Without comment
Several members of Congress addressed a gathering today of hundreds of Iranian exiles who the government considers terrorists. Reps. Bob Filner, D‑Calif., Tom Tancredo, R‑Col., Ted Poe, R‑Texas, Dennis Moore, R[sic]-Kan., and staffers for Sens. Kay Bailey Hutchinson, R‑Texas, and James Talent, R‑Mo., spoke to MEK supporters at a convention hall just four blocks from the White House. MEK has been listed as a terrorist organization by the State Department since 1997, but some in Congress and close to the Administration want the group to be removed from the terrorist list. Rep. Tancredo called Maryam Rajavi, the MEK’s leader, “quite an extraordinary lady.” Even President Bush has called the MEK a “dissident group.” In addition to incursions into Iran and targeted killings of Iranian officials and security agents, MEK attacks have often killed civilians there. The MEK has been accused of attacking coalition troops in Iraq, carried out attacks on the Iranian consulate to the UN and 12 other Iranian embassies in 1992, assisted Saddam Hussein in his suppression of Shiite and Kurdish insurgencies in the early 1990s, and killed U.S. military and civilian personnel working in Iran in the 1970s out of anger for American support of the shah. Members of the MEK also supported the 1979 takeover and hostage taking at the U.S. embassy in Tehran.

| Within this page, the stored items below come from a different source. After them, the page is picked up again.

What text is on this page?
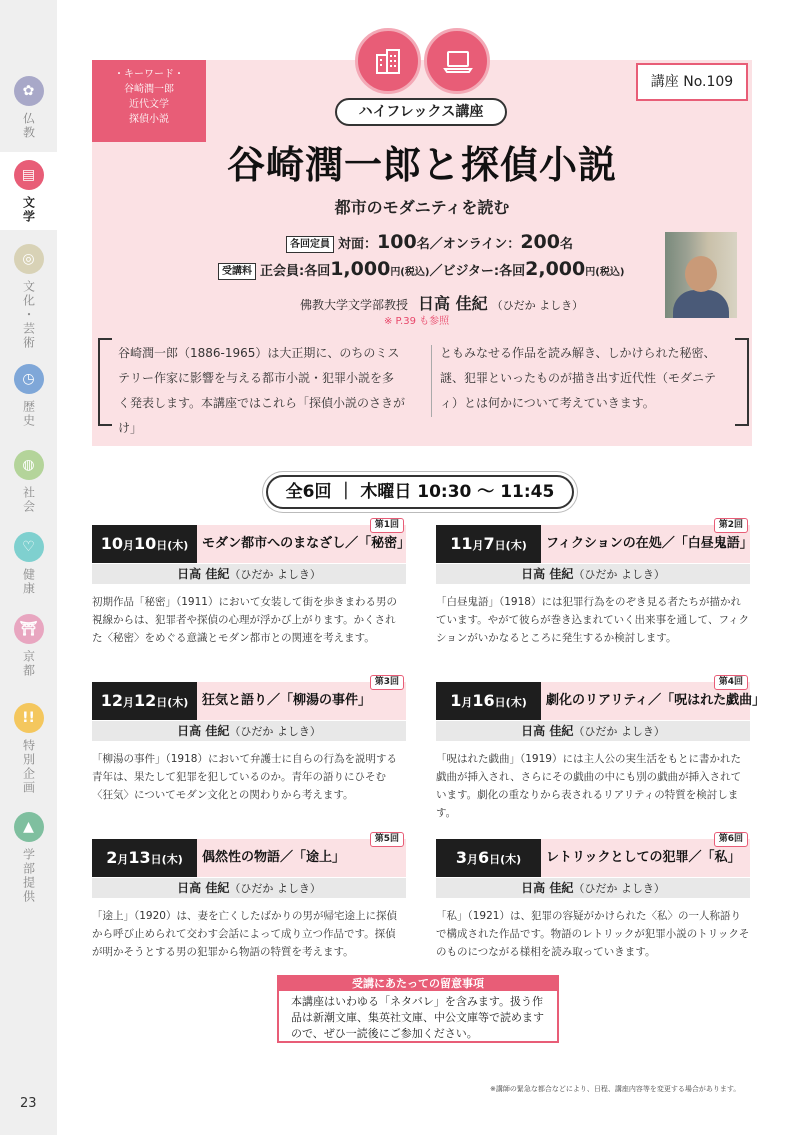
✿
仏教
▤
文学
◎
文化・芸術
◷
歴史
◍
社会
♡
健康
⛩
京都
!!
特別企画
▲
学部提供
23
・キーワード・
谷崎潤一郎
近代文学
探偵小説
講座 No.109
ハイフレックス講座
谷崎潤一郎と探偵小説
都市のモダニティを読む
各回定員 対面：100名／オンライン：200名
受講料 正会員:各回1,000円(税込)／ビジター:各回2,000円(税込)
佛教大学文学部教授 日高 佳紀 （ひだか よしき）
※ P.39 も参照
谷崎潤一郎（1886-1965）は大正期に、のちのミステリー作家に影響を与える都市小説・犯罪小説を多く発表します。本講座ではこれら「探偵小説のさきがけ」
ともみなせる作品を読み解き、しかけられた秘密、謎、犯罪といったものが描き出す近代性（モダニティ）とは何かについて考えていきます。
全6回 ｜ 木曜日 10:30 ～ 11:45
10月10日(木)	モダン都市へのまなざし／「秘密」
第1回
日高 佳紀（ひだか よしき）
初期作品「秘密」（1911）において女装して街を歩きまわる男の視線からは、犯罪者や探偵の心理が浮かび上がります。かくされた〈秘密〉をめぐる意識とモダン都市との関連を考えます。
11月7日(木)	フィクションの在処／「白昼鬼語」
第2回
日高 佳紀（ひだか よしき）
「白昼鬼語」（1918）には犯罪行為をのぞき見る者たちが描かれています。やがて彼らが巻き込まれていく出来事を通して、フィクションがいかなるところに発生するか検討します。
12月12日(木)	狂気と語り／「柳湯の事件」
第3回
日高 佳紀（ひだか よしき）
「柳湯の事件」（1918）において弁護士に自らの行為を説明する青年は、果たして犯罪を犯しているのか。青年の語りにひそむ〈狂気〉についてモダン文化との関わりから考えます。
1月16日(木)	劇化のリアリティ／「呪はれた戯曲」
第4回
日高 佳紀（ひだか よしき）
「呪はれた戯曲」（1919）には主人公の実生活をもとに書かれた戯曲が挿入され、さらにその戯曲の中にも別の戯曲が挿入されています。劇化の重なりから表されるリアリティの特質を検討します。
2月13日(木)	偶然性の物語／「途上」
第5回
日高 佳紀（ひだか よしき）
「途上」（1920）は、妻を亡くしたばかりの男が帰宅途上に探偵から呼び止められて交わす会話によって成り立つ作品です。探偵が明かそうとする男の犯罪から物語の特質を考えます。
3月6日(木)	レトリックとしての犯罪／「私」
第6回
日高 佳紀（ひだか よしき）
「私」（1921）は、犯罪の容疑がかけられた〈私〉の一人称語りで構成された作品です。物語のレトリックが犯罪小説のトリックそのものにつながる様相を読み取っていきます。
受講にあたっての留意事項
本講座はいわゆる「ネタバレ」を含みます。扱う作品は新潮文庫、集英社文庫、中公文庫等で読めますので、ぜひ一読後にご参加ください。
※講師の緊急な都合などにより、日程、講座内容等を変更する場合があります。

The only way to a free Iran is “the third option,” Rep. Moore said. Rajavi often refers to “the third option” when she talks about MEK-led uprising from within. Rajavi herself spoke to the group by live video feed, urging removal of the MEK from the list of terrorist groups.
I know nothing about this group or the dynamics of the Iranian resistance. I also don’t know how much weight to put on the “third option” language, since that’s a pretty common phrase. So I don’t know what to make of this.
Any attack on Moore over this will expose Sam Brownback to attacks over his relationship with Iranian spy Ahmed Chalabi.